Conversely, as temperatures decrease, water will refreeze but does not re-nucleate. Rather, it is deposited on the surface of larger crystals, so the net result is that the total number of crystals diminishes and the mean crystal size increases. Each time the temperature changes, the smaller ice crystals disappear while the larger ones grow even larger.

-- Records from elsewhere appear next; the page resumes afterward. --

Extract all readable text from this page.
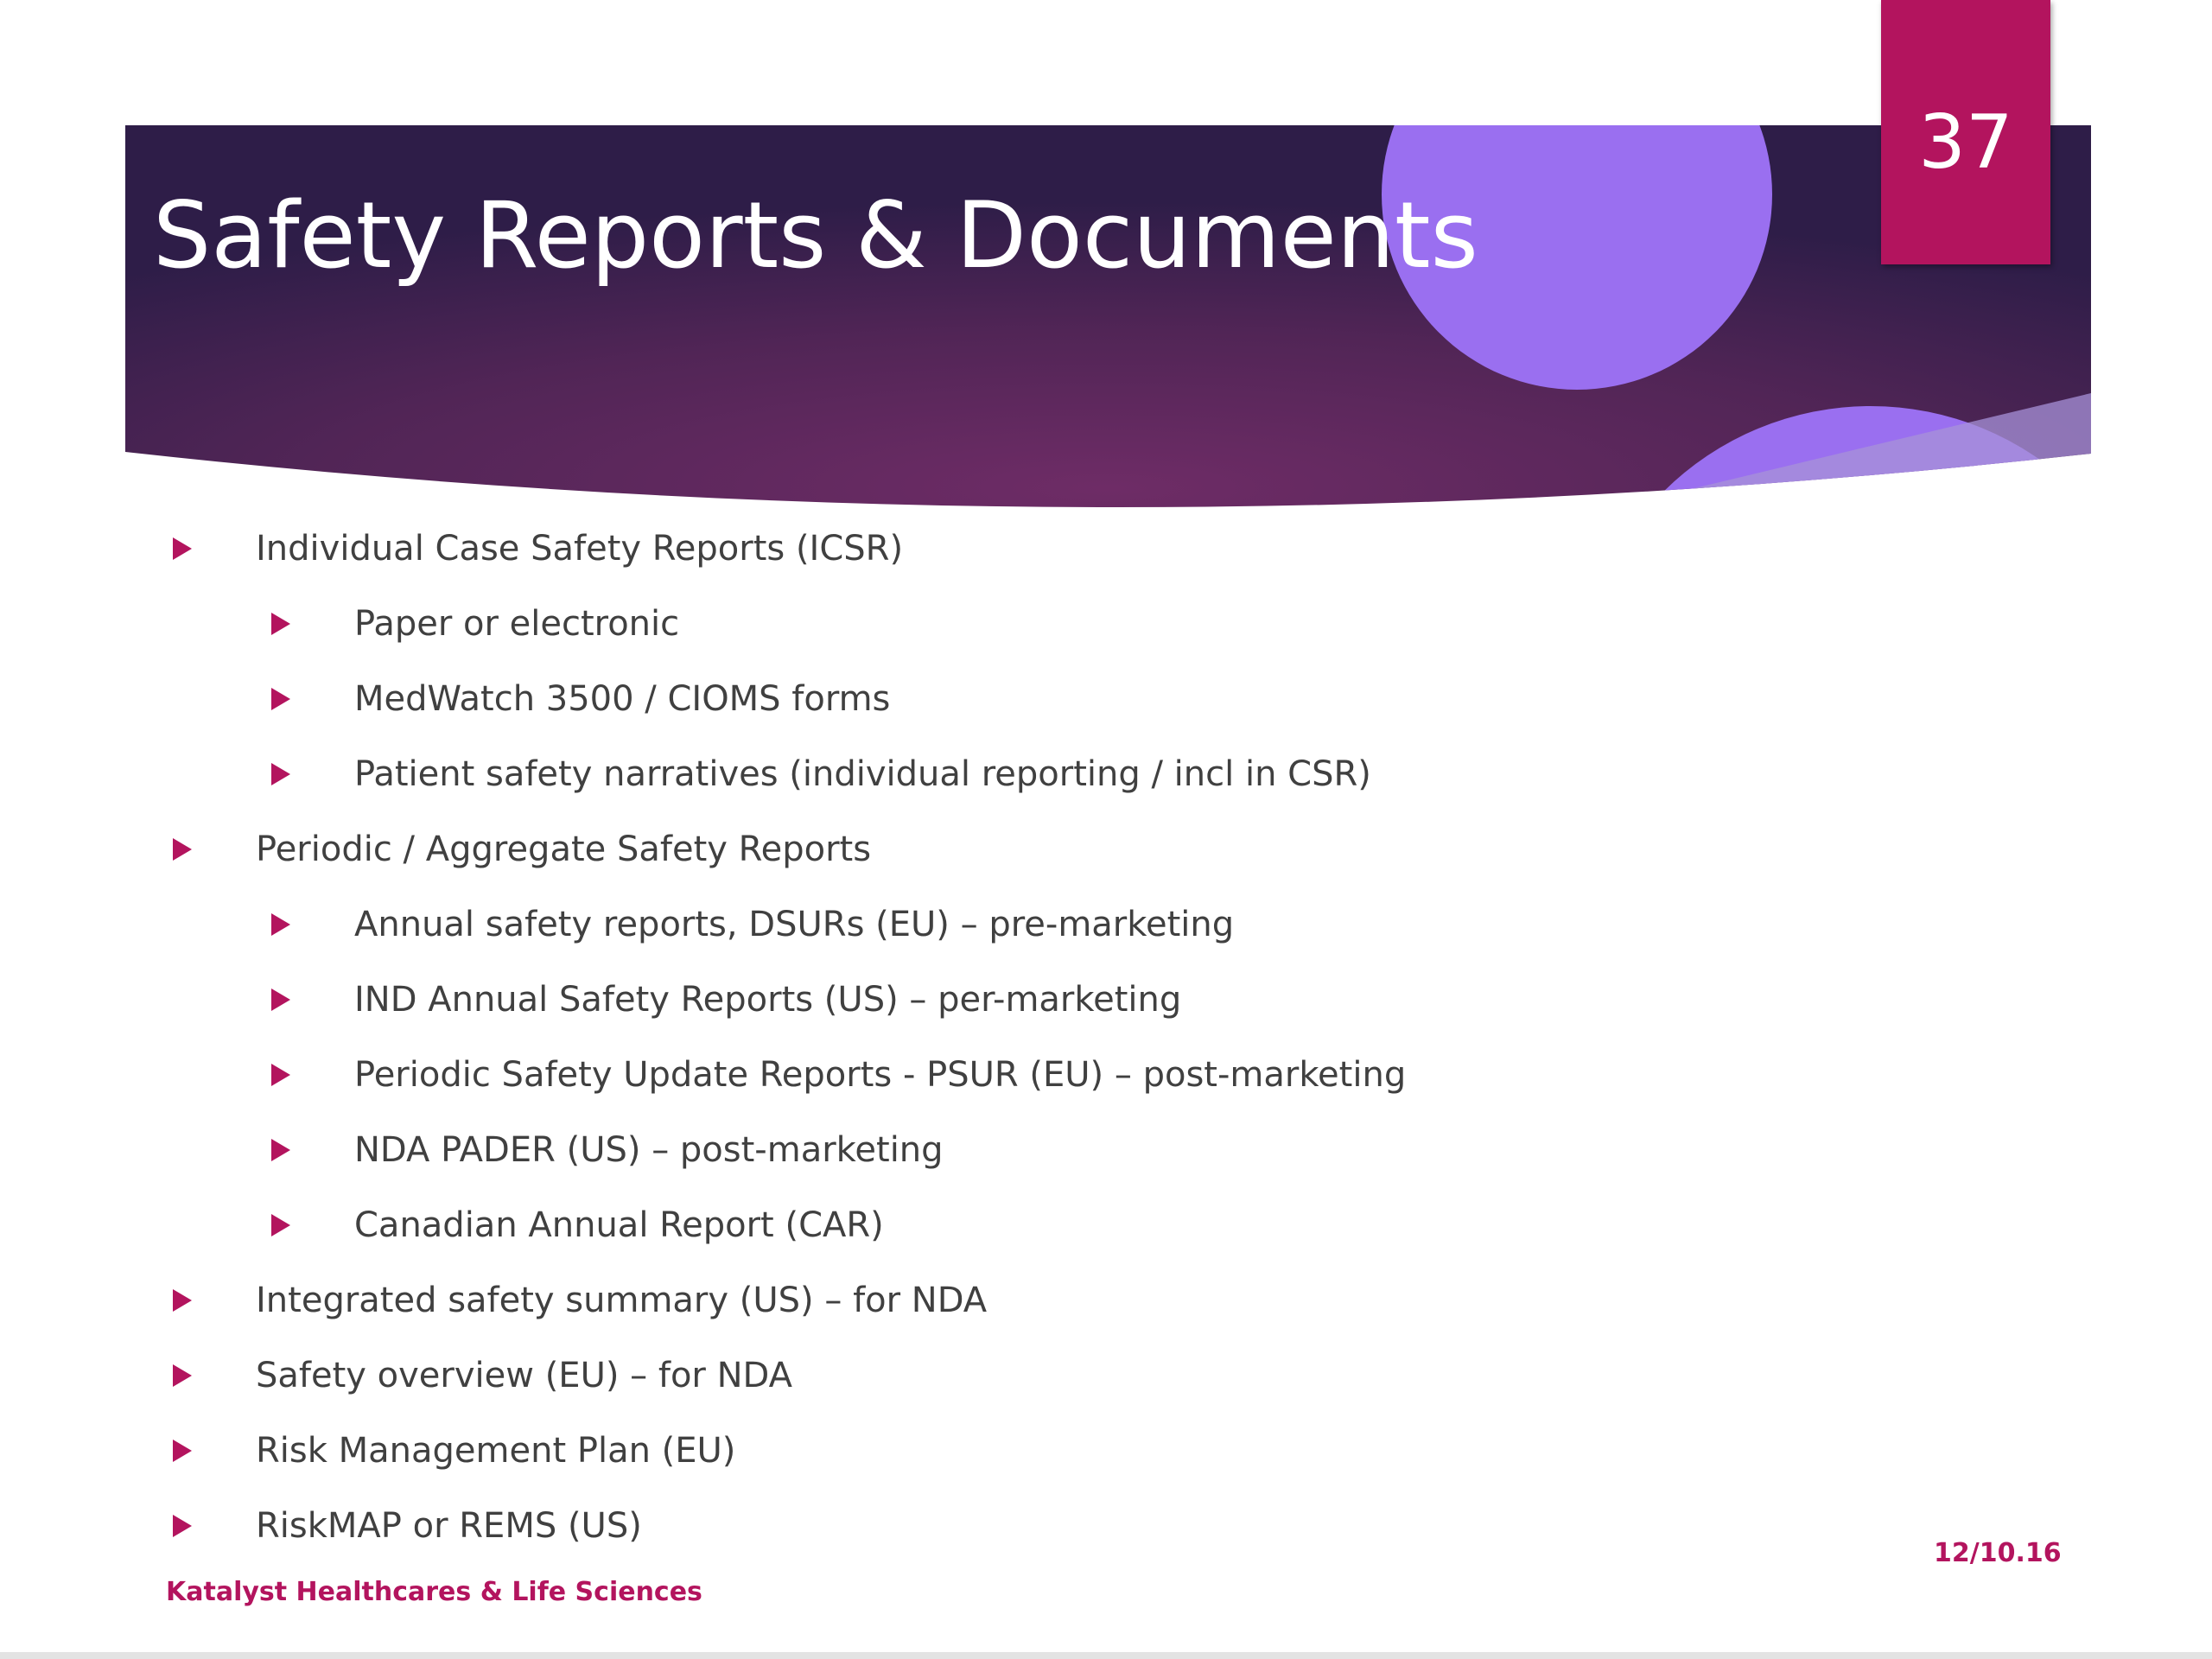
Safety Reports & Documents
37
Individual Case Safety Reports (ICSR)
Paper or electronic
MedWatch 3500 / CIOMS forms
Patient safety narratives (individual reporting / incl in CSR)
Periodic / Aggregate Safety Reports
Annual safety reports, DSURs (EU) – pre-marketing
IND Annual Safety Reports (US) – per-marketing
Periodic Safety Update Reports - PSUR (EU) – post-marketing
NDA PADER (US) – post-marketing
Canadian Annual Report (CAR)
Integrated safety summary (US) – for NDA
Safety overview (EU) – for NDA
Risk Management Plan (EU)
RiskMAP or REMS (US)
12/10.16
Katalyst Healthcares & Life Sciences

Re-crystallization can be minimized by maintaining low and constant storage temperatures.
22.4.4 Sandy, gritty
A sandy texture is one of the most objectionable texture defects encountered in frozen dairy desserts, but it is also one of the easiest to detect. Such a texture conveys to the tongue and palate a definite lack of smoothness and an associated distinct form of grittiness. When the sample melts, there remains in the mouth fine, hard,uniform particles that suggest fine sand, and are crystals of lactose. Sandy texture should not be confused with the coarse, icy texture, which results from the presence of comparatively large ice crystals. The lactose crystals dissolve markedly more slowly than ice crystals; therefore, they may be noted even after the ice cream has fully melted. A high percentage of serum solids, high total food solids, product age, and ‘‘heat shock’’ are all related to the development of this defect.